CULPABLES.
Decimosegunda semana de estado de alarma. Sexta
prórroga ¿Muertos? La cifra quedó congelada hace una semana como un
trampantojo. Como lo que siempre ha sido.
Porque si nunca fue importante contar los
fallecidos, para qué seguir haciéndolo ahora cuando sin esperar a que se
acabe la última prórroga del estado de alarma, ya ha llegado “la nueva
normalidad”. Y en esa “nueva normalidad” no caben los muertos, ni los
riesgos, ni las malas noticias. Sólo las buenas nuevas y las ruedas de
prensa en las que hasta las mentiras huelen a esperanza. Cuando esto
acabe ¿qué os importaba más? ¿las terrazas? ¿las cervecitas? Ahí las
tenéis. Mascarilla obligatoria, sí, pero sólo para justificar un estado
de alarma innecesario y una desescalada a trompicones.
Quizás por eso, se vuelve a lo de siempre, a la
nadería dominante, a la normalidad de apuntarse a la última tendencia de
rebaño (previa selección de origen), a moverse en pos del pensamiento
débil. Y hoy toca salir a dolerse e hincar la rodilla, no ante las
decenas de miles de fallecidos, ni ante la soledad con la que afrontaron
su muerte, sino ante una difusa culpabilidad que nos ha venido del otro
lado del Atlántico y que las masas adolescentes –no necesariamente por
edad– han adaptado a su conveniencia.
Así, de pronto, entre estado de alarma y “saldremos
más fuertes” han llegado a la inquietante y súbita conclusión de que los
españoles somos racistas. Ha hecho falta un afroamericano muerto a
manos de un policía –blanco– en EEUU para descubrirlo y salir a la calle
con la distancia de seguridad de un hato de cabras y ese impulso tan
progresista y tan poco cayetano que lleva a asaltar lo mismo supermercados que tiendas de Jimmy Choo.

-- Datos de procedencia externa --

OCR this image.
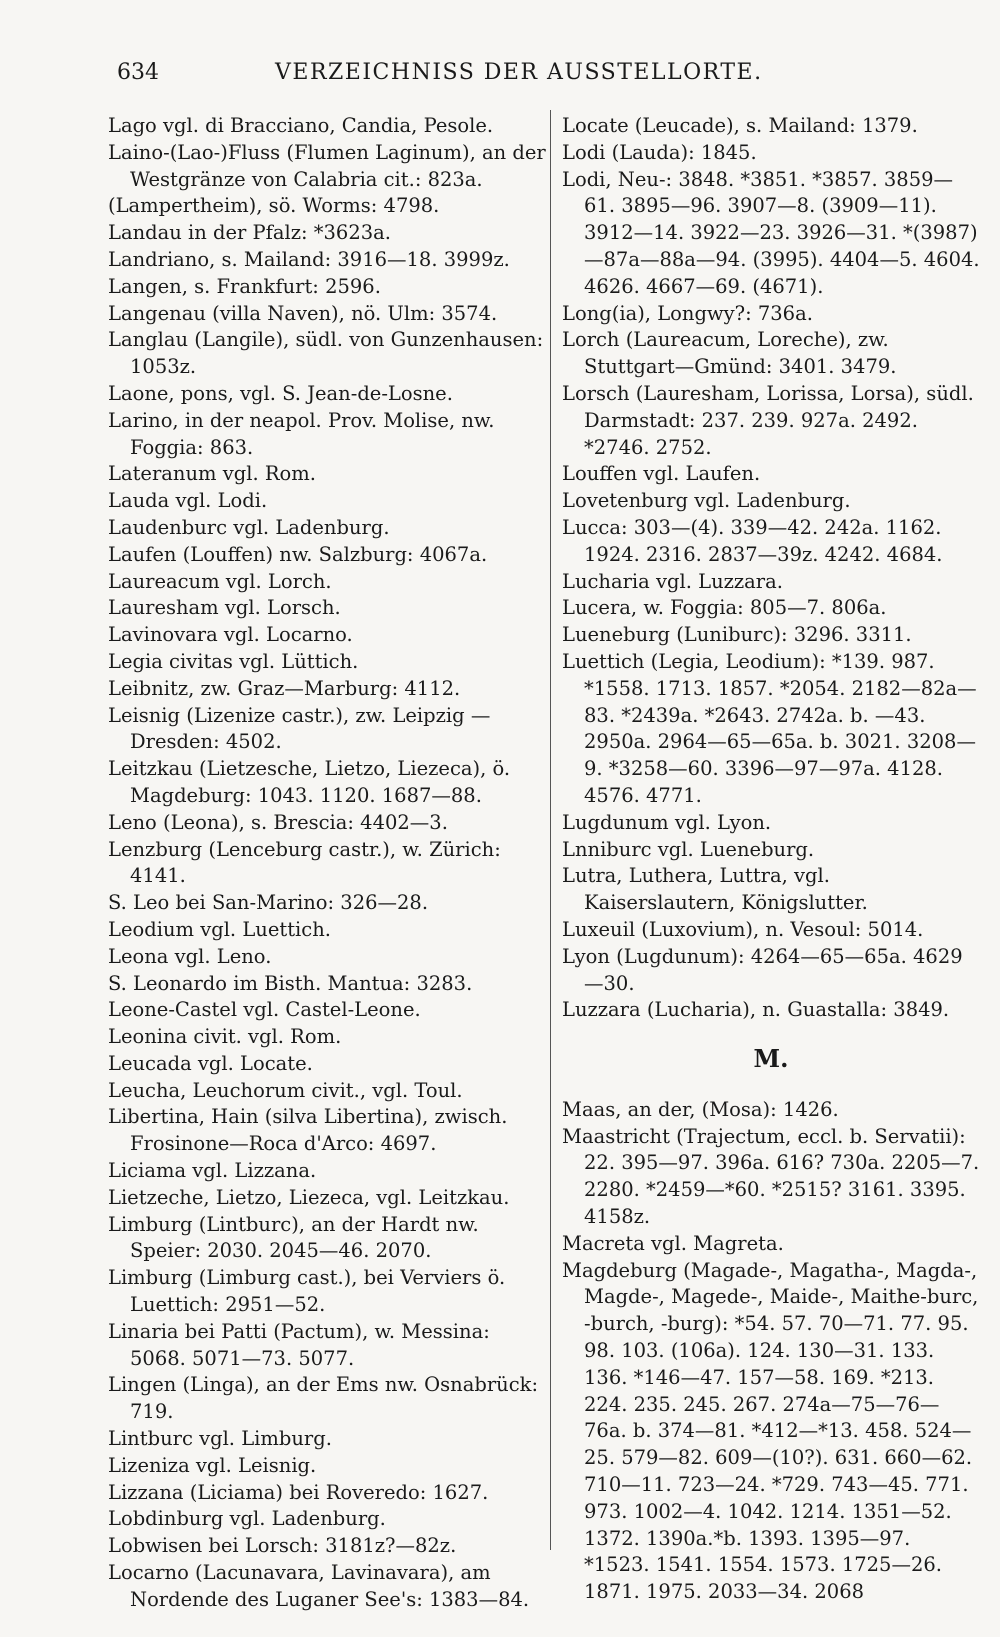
634	VERZEICHNISS DER AUSSTELLORTE.

Lago vgl. di Bracciano, Candia, Pesole.

Laino-(Lao-)Fluss (Flumen Laginum), an der Westgränze von Calabria cit.: 823a.

(Lampertheim), sö. Worms: 4798.

Landau in der Pfalz: *3623a.

Landriano, s. Mailand: 3916—18. 3999z.

Langen, s. Frankfurt: 2596.

Langenau (villa Naven), nö. Ulm: 3574.

Langlau (Langile), südl. von Gunzenhausen: 1053z.

Laone, pons, vgl. S. Jean-de-Losne.

Larino, in der neapol. Prov. Molise, nw. Foggia: 863.

Lateranum vgl. Rom.

Lauda vgl. Lodi.

Laudenburc vgl. Ladenburg.

Laufen (Louffen) nw. Salzburg: 4067a.

Laureacum vgl. Lorch.

Lauresham vgl. Lorsch.

Lavinovara vgl. Locarno.

Legia civitas vgl. Lüttich.

Leibnitz, zw. Graz—Marburg: 4112.

Leisnig (Lizenize castr.), zw. Leipzig — Dresden: 4502.

Leitzkau (Lietzesche, Lietzo, Liezeca), ö. Magdeburg: 1043. 1120. 1687—88.

Leno (Leona), s. Brescia: 4402—3.

Lenzburg (Lenceburg castr.), w. Zürich: 4141.

S. Leo bei San-Marino: 326—28.

Leodium vgl. Luettich.

Leona vgl. Leno.

S. Leonardo im Bisth. Mantua: 3283.

Leone-Castel vgl. Castel-Leone.

Leonina civit. vgl. Rom.

Leucada vgl. Locate.

Leucha, Leuchorum civit., vgl. Toul.

Libertina, Hain (silva Libertina), zwisch. Frosinone—Roca d'Arco: 4697.

Liciama vgl. Lizzana.

Lietzeche, Lietzo, Liezeca, vgl. Leitzkau.

Limburg (Lintburc), an der Hardt nw. Speier: 2030. 2045—46. 2070.

Limburg (Limburg cast.), bei Verviers ö. Luettich: 2951—52.

Linaria bei Patti (Pactum), w. Messina: 5068. 5071—73. 5077.

Lingen (Linga), an der Ems nw. Osnabrück: 719.

Lintburc vgl. Limburg.

Lizeniza vgl. Leisnig.

Lizzana (Liciama) bei Roveredo: 1627.

Lobdinburg vgl. Ladenburg.

Lobwisen bei Lorsch: 3181z?—82z.

Locarno (Lacunavara, Lavinavara), am Nordende des Luganer See's: 1383—84.

Locate (Leucade), s. Mailand: 1379.

Lodi (Lauda): 1845.

Lodi, Neu-: 3848. *3851. *3857. 3859—61. 3895—96. 3907—8. (3909—11). 3912—14. 3922—23. 3926—31. *(3987)—87a—88a—94. (3995). 4404—5. 4604. 4626. 4667—69. (4671).

Long(ia), Longwy?: 736a.

Lorch (Laureacum, Loreche), zw. Stuttgart—Gmünd: 3401. 3479.

Lorsch (Lauresham, Lorissa, Lorsa), südl. Darmstadt: 237. 239. 927a. 2492. *2746. 2752.

Louffen vgl. Laufen.

Lovetenburg vgl. Ladenburg.

Lucca: 303—(4). 339—42. 242a. 1162. 1924. 2316. 2837—39z. 4242. 4684.

Lucharia vgl. Luzzara.

Lucera, w. Foggia: 805—7. 806a.

Lueneburg (Luniburc): 3296. 3311.

Luettich (Legia, Leodium): *139. 987. *1558. 1713. 1857. *2054. 2182—82a—83. *2439a. *2643. 2742a. b. —43. 2950a. 2964—65—65a. b. 3021. 3208—9. *3258—60. 3396—97—97a. 4128. 4576. 4771.

Lugdunum vgl. Lyon.

Lnniburc vgl. Lueneburg.

Lutra, Luthera, Luttra, vgl. Kaiserslautern, Königslutter.

Luxeuil (Luxovium), n. Vesoul: 5014.

Lyon (Lugdunum): 4264—65—65a. 4629—30.

Luzzara (Lucharia), n. Guastalla: 3849.

M.

Maas, an der, (Mosa): 1426.

Maastricht (Trajectum, eccl. b. Servatii): 22. 395—97. 396a. 616? 730a. 2205—7. 2280. *2459—*60. *2515? 3161. 3395. 4158z.

Macreta vgl. Magreta.

Magdeburg (Magade-, Magatha-, Magda-, Magde-, Magede-, Maide-, Maithe-burc, -burch, -burg): *54. 57. 70—71. 77. 95. 98. 103. (106a). 124. 130—31. 133. 136. *146—47. 157—58. 169. *213. 224. 235. 245. 267. 274a—75—76—76a. b. 374—81. *412—*13. 458. 524—25. 579—82. 609—(10?). 631. 660—62. 710—11. 723—24. *729. 743—45. 771. 973. 1002—4. 1042. 1214. 1351—52. 1372. 1390a.*b. 1393. 1395—97. *1523. 1541. 1554. 1573. 1725—26. 1871. 1975. 2033—34. 2068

O quizás, en realidad, lo que han descubierto es que
odian a nuestra Policía, que aunque comparte color con la mayoría de
ellos, poco importa (ocurre lo mismo en los EEUU, pero la coherencia es
cuestión menor).
Ya lo decía Errejón en ese archivo impagable e ingrato que nos ofrece Twitter: All cops are bastards (todos los policías son unos bastardos). Por no mencionar la abundante filmoteca (en proceso de desaparición) de su exjefe Pablo Iglesias,
al que le gustan sólo los uniformes si le abren la puerta o apartan de
su casa a “los lúmpenes” facciosos. Y para que no quede duda, ahí
tenemos a Isa Serra, nueva portavoz de Podemos a la par que condenada a 19 meses de prisión por agredir a una policía (una mujer, quién lo diría).
Lo cierto es que sí, los españoles somos racistas,
particularmente en algunas regiones y con un racismo teórico, práctico,
estructural y atávico. Maqueto, charnego, gitano, forastero o chueta –en
mi tierra mallorquina– son el reflejo de un racismo con el que
convivimos desde hace decenios y por el que nadie hinca ni cree
necesario hincar rodilla en tierra.
Si se trata de sentirnos culpables, hagámoslo de lo
que realmente nos debería avergonzar. No busquemos un pedigrí culposo
del que carecemos. Si aquí hay afroespañoles, llegaron hace dos
días, una generación a lo más, y entraron en España porque les dio la
gana, y no descienden de nadie que llegase al país en un barco de
esclavos. Así que –qué se le va a hacer– con ellos no podemos lavar
nuestra difusa conciencia de colectivo culpable.
Pero en cambio, el que es real, el que es nuestro,
es ese desprecio de raza superior, teorizado incluso, con el que se ha
tratado a los que llegaron de regiones pobres, a las que eran prósperas
para, sin salir de su país, mejorar su vida.
Esos cuyos apellidos no ves en las cúpulas de los
partidos nacionalistas, los que euskaldunizan su nombre o con el furor
del converso son más separatistas que nadie, a ver si así les perdonan
el pecado original de su origen foráneo. Esos, que de todos modos saben
que nunca serán de los suyos.
Ese racismo y también el de los gitanos, y el de
los descendientes de judíos conversos en Mallorca hasta hace dos días.
Ese es nuestro racismo. El endémico. El de pedir perdón. No el de la
Leyenda Negra, y mucho menos el de la “Policía asesina”.